10. Always check to make sure the car is in park when he stops the car suddenly, because once again, he sees crime happening out of the corner of his eye while you’re going down a perfectly bright country road at 50 miles an hour. The car in park, but not double checked, will roll downhill, as you sit calmly in the passenger seat. You will then lose your religion while you scramble into the driver’s seat. Daintiness goes out the window, literally. If you value your husband’s ego, you’ll fail to mention any of this when he gets back into the car. “How’d that go, dear?”

11. Never try to understand cop humor as he tells you of his evening, when he discovered a dead elderly woman and then when answering the Medical Examiner’s arrogantly asked question “Did you touch anything?
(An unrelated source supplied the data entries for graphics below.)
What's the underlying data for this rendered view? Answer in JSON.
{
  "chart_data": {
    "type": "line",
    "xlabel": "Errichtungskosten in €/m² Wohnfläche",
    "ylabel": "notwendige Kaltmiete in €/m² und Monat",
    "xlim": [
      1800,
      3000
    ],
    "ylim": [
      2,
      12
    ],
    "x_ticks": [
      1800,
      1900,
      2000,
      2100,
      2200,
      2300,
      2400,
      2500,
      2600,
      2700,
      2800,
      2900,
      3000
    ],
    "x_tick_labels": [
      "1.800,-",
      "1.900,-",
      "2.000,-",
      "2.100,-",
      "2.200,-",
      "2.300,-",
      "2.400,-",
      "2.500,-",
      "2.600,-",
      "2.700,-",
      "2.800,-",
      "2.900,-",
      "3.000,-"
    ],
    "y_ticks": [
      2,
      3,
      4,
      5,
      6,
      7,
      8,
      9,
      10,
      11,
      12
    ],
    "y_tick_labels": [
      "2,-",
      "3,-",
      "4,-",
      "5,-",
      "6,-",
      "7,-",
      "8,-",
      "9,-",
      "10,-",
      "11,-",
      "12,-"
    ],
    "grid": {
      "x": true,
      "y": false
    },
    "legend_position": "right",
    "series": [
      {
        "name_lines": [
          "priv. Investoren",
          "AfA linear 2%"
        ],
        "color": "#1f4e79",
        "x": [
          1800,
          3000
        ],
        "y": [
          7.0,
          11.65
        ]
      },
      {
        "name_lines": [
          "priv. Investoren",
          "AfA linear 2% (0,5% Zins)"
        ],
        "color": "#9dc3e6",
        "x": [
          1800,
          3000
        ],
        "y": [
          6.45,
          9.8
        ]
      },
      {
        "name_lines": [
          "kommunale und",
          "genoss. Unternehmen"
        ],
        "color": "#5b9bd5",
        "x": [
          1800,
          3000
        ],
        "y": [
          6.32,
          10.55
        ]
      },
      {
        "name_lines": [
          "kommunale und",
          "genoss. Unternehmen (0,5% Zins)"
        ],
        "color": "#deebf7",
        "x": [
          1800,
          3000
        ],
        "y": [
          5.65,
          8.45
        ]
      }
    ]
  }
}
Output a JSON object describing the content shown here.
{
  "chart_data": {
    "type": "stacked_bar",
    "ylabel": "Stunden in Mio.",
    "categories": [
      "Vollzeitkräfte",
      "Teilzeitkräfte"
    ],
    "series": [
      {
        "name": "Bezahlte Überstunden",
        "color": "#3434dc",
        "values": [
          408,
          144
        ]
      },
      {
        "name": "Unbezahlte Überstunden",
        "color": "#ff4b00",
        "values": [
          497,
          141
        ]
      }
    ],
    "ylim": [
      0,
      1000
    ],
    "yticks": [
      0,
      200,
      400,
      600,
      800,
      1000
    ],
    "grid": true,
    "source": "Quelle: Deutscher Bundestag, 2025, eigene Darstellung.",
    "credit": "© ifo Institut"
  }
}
What did you do when you found her?” and your cop’s reply was “I said, ‘Ma’m, you have the right to remain silent.’ and then I called you.” It’s just his way of coping with frequent death.

The next one is not funny – but very true. Read at your own discretion.

12. Never serve macaroni and cheese. It reminds him of a family who lost their son to an accidental shooting death. The 17 year old was shot in the head while eating macaroni and cheese. The wound was wide open. The cop will throw up.

Bonus #1: Never ever expect to get anywhere on time unless you leave 1 hour early. The phone will ring, pagers will go off, walkie talkies will sqwak, someone will need him. I’m a patient, creative woman, and can go to almost any function together, with my husband not at my side.

Bonus #2: When the cop says “It’s not dangerous, honey.” Take a long hot bath. When the cop says “I’ll be home for dinner.” put his plate in the microwave.

Midnight conversations were lively, though:

“How was your day, dear?” Softly, intimate tales were told of dark rendezvous in parks; secret investigations of the rich and locally famous; cops hiding in drug stores closets to catch a thief; bank presidents caught in midnight positions in the bank lobby, giving new meaning to drive-through banking; drugs found in unusual body cavities; not sexy, but drunken female flirting: while under arrest, they shout from a cell, completely naked, as in–NO CLOTHES ON– “Get your ass back in here, Mr. Po-leec-man!, and let’s negotiate.”

Insomnia is your companion, when one waits up for the tales from the badge.